Chasing Squirrels

My parents frequently took my sister and I to Griffith Park, post tantrum. In this manner, we learned crying, whining and screaming resulted in getting access to what we wanted. Berrinches were common in our house. Either my parents liked it or they didn’t know how to teach us appropriate ways to gain access to the activities we wanted to partake in. Once we got to Griffith Park, we rode the ponies. After riding the ponies we went to the carousel. After the carousel we laid on the grass and stared at the clouds. On days with clear blue skies we claimed clouds looked like puppies or gremlins or Gizmo or butterflies or dragons or whales or rainbows or ships from Peter Pan or monster slime blobs with three eyeballs like the one in “Big Trouble in Little China.”

After not being able to withstand the spikey itchiness from the grass, we rolled down the hill like “rollie pollies.” We giggled and laughed at how deliriously dizzy we felt. As we walked up the hill to do it again, we would pick up dandelions and blow them out. We ran after dandelions, blowing them out and watching the florets be blown away by the wind had a mesmerizing effect. To me, it’s comparable to the hypnotizing effect of Baby Einstein videos but there’s nothing as vivid as the experience of watching something happen in real time, naturally.

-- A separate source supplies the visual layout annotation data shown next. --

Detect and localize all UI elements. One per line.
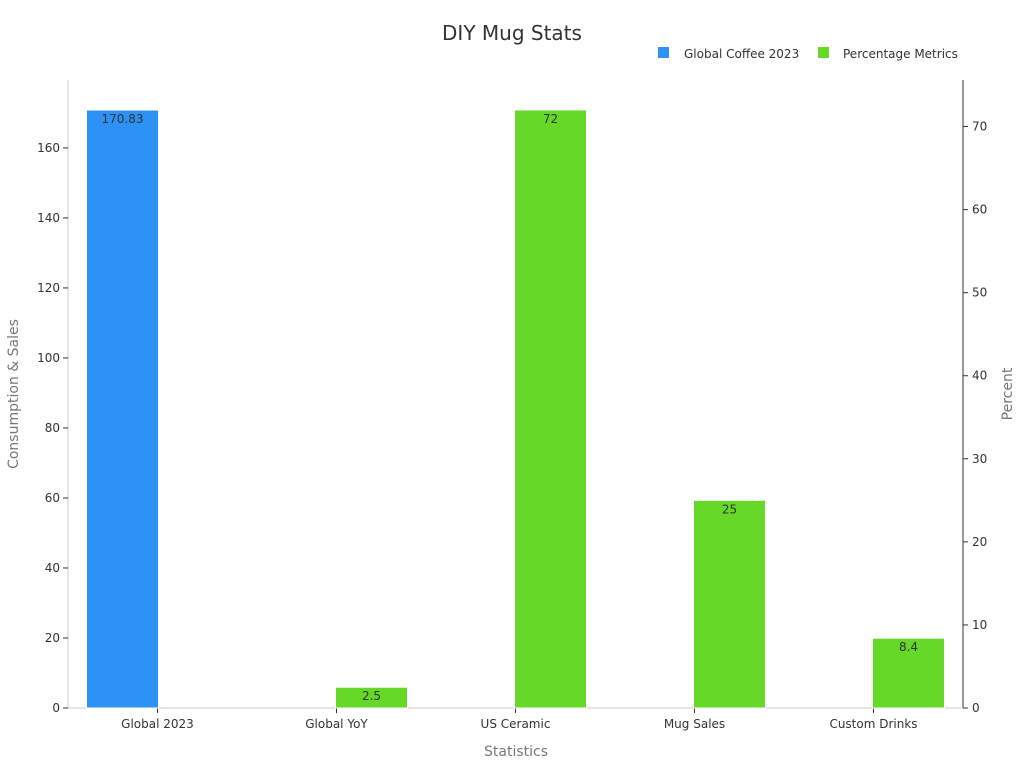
bar-custom-drinks xyxy=(872,637,945,709)
bar-value-label: 25 xyxy=(722,502,737,516)
bar-us-ceramic xyxy=(514,109,587,709)
bar-mug-sales xyxy=(693,499,766,709)
bar-value-label: 170.83 xyxy=(102,112,144,126)
y-tick-label: 140 xyxy=(37,211,60,225)
y2-tick-label: 40 xyxy=(972,369,987,383)
y-axis-title: Consumption & Sales xyxy=(6,319,22,469)
y-tick-label: 120 xyxy=(37,281,60,295)
x-axis-ticks: Global 2023 Global YoY US Ceramic Mug Sales… xyxy=(121,708,918,731)
x-tick-label: US Ceramic xyxy=(481,717,551,731)
legend-label-global-coffee: Global Coffee 2023 xyxy=(684,47,799,61)
y2-tick-label: 50 xyxy=(972,286,987,300)
y-tick-label: 160 xyxy=(37,141,60,155)
bar-value-label: 8.4 xyxy=(899,640,918,654)
y-tick-label: 60 xyxy=(45,491,60,505)
y2-tick-label: 70 xyxy=(972,120,987,134)
x-tick-label: Custom Drinks xyxy=(829,717,917,731)
bars xyxy=(86,109,945,709)
y-axis-ticks: 0 20 40 60 80 100 120 140 160 xyxy=(37,141,68,715)
bar-labels: 170.83 2.5 72 25 8.4 xyxy=(102,112,919,703)
x-tick-label: Global YoY xyxy=(305,717,368,731)
chart-title: DIY Mug Stats xyxy=(442,21,582,45)
bar-global-2023 xyxy=(86,109,159,709)
y-tick-label: 20 xyxy=(45,631,60,645)
y2-tick-label: 20 xyxy=(972,535,987,549)
y2-tick-label: 0 xyxy=(972,701,980,715)
x-tick-label: Mug Sales xyxy=(664,717,725,731)
y-tick-label: 0 xyxy=(52,701,60,715)
bar-value-label: 72 xyxy=(543,112,558,126)
y2-axis-title: Percent xyxy=(1000,367,1016,420)
y-tick-label: 80 xyxy=(45,421,60,435)
y2-axis-ticks: 0 10 20 30 40 50 60 70 xyxy=(963,120,987,715)
y2-tick-label: 30 xyxy=(972,452,987,466)
y2-tick-label: 60 xyxy=(972,203,987,217)
y-tick-label: 40 xyxy=(45,561,60,575)
bar-value-label: 2.5 xyxy=(362,689,381,703)
y2-tick-label: 10 xyxy=(972,618,987,632)
legend-label-percentage-metrics: Percentage Metrics xyxy=(843,47,958,61)
legend-swatch-global-coffee xyxy=(658,47,669,58)
x-tick-label: Global 2023 xyxy=(121,717,194,731)
bar-global-yoy xyxy=(335,686,408,709)
legend-swatch-percentage-metrics xyxy=(818,47,829,58)
y-tick-label: 100 xyxy=(37,351,60,365)
legend: Global Coffee 2023 Percentage Metrics xyxy=(658,47,958,61)
x-axis-title: Statistics xyxy=(484,744,548,760)
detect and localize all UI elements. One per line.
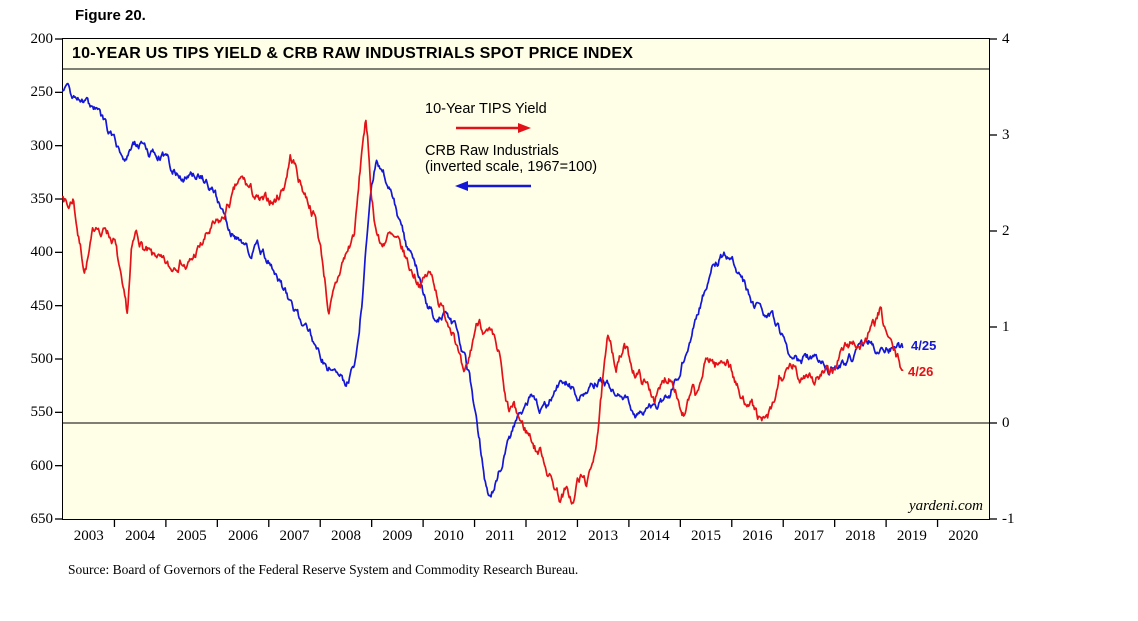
- x-axis-year-label: 2019: [896, 528, 927, 544]
- left-axis-tick-label: 300: [30, 137, 54, 154]
- right-axis-tick-label: 2: [1002, 223, 1010, 239]
- x-axis-year-label: 2005: [176, 528, 207, 544]
- left-axis-tick-label: 650: [30, 511, 54, 527]
- x-axis-year-label: 2004: [125, 528, 156, 544]
- x-axis-year-label: 2014: [639, 528, 670, 544]
- x-axis-year-label: 2003: [73, 528, 104, 544]
- x-axis-year-label: 2008: [330, 528, 361, 544]
- source-line: Source: Board of Governors of the Federa…: [68, 562, 579, 577]
- x-axis-year-label: 2017: [793, 528, 824, 544]
- x-axis-year-label: 2010: [433, 528, 464, 544]
- left-axis-tick-label: 250: [30, 84, 54, 101]
- crb-raw-industrials-line: [62, 82, 904, 498]
- tips-yield-line: [62, 119, 904, 505]
- right-axis-tick-label: 4: [1002, 31, 1010, 47]
- x-axis-year-label: 2009: [382, 528, 413, 544]
- legend-tips-label: 10-Year TIPS Yield: [425, 101, 547, 117]
- figure-label: Figure 20.: [75, 7, 146, 24]
- left-axis-tick-label: 550: [30, 404, 54, 421]
- x-axis-year-label: 2015: [691, 528, 722, 544]
- chart-title: 10-YEAR US TIPS YIELD & CRB RAW INDUSTRI…: [72, 45, 634, 62]
- x-axis-year-label: 2018: [845, 528, 876, 544]
- right-axis-tick-label: 3: [1002, 127, 1010, 143]
- left-axis-tick-label: 450: [30, 297, 54, 314]
- x-axis-year-label: 2007: [279, 528, 310, 544]
- plot-svg: [55, 38, 997, 527]
- tips-arrowhead-icon: [518, 123, 531, 133]
- x-axis-year-label: 2013: [588, 528, 619, 544]
- x-axis-year-label: 2020: [948, 528, 979, 544]
- x-axis-year-label: 2012: [536, 528, 567, 544]
- left-axis-tick-label: 400: [30, 244, 54, 261]
- watermark-yardeni: yardeni.com: [908, 498, 983, 514]
- tips-end-date-label: 4/26: [908, 364, 934, 379]
- legend-crb-label-line2: (inverted scale, 1967=100): [425, 159, 598, 175]
- left-axis-tick-label: 200: [30, 31, 54, 47]
- x-axis-year-label: 2011: [485, 528, 515, 544]
- left-axis-tick-label: 350: [30, 191, 54, 207]
- right-axis-tick-label: -1: [1002, 511, 1015, 527]
- right-axis-tick-label: 0: [1002, 415, 1010, 431]
- crb-end-date-label: 4/25: [911, 338, 937, 353]
- left-axis-tick-label: 500: [30, 351, 54, 367]
- crb-arrowhead-icon: [455, 181, 468, 191]
- chart-plot-box: 10-YEAR US TIPS YIELD & CRB RAW INDUSTRI…: [31, 31, 1015, 544]
- left-axis-tick-label: 600: [30, 457, 54, 474]
- legend-crb-label-line1: CRB Raw Industrials: [425, 143, 559, 159]
- right-axis-tick-label: 1: [1002, 319, 1010, 335]
- x-axis-year-label: 2016: [742, 528, 773, 544]
- x-axis-year-label: 2006: [228, 528, 259, 544]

Next, we stared at squirrels. We watched them nibble on nuts. We watched them scurry up trees and across tree braches. We chased the squirrels. The idea was motivated by a hope to catch one and make it our puppy. But one day, we saw another little boy chase squirrels too. The squirrel didn’t like it. The boy got too close, was bitten by the squirrel and ran away crying. After that day we decided chasing squirrels was bad.

We were too young to understand the necessary mutual respect for all living creatures. We hadn’t seen the Jungle Book or the Lion King, yet, at best we were familiar with Snow White and the concept of never placing trust in an old witch. However, that day, through natural contingencies of reinforcement and punishment we were reminded not to be space invaders. Being a space invader resulted in peligroooooo.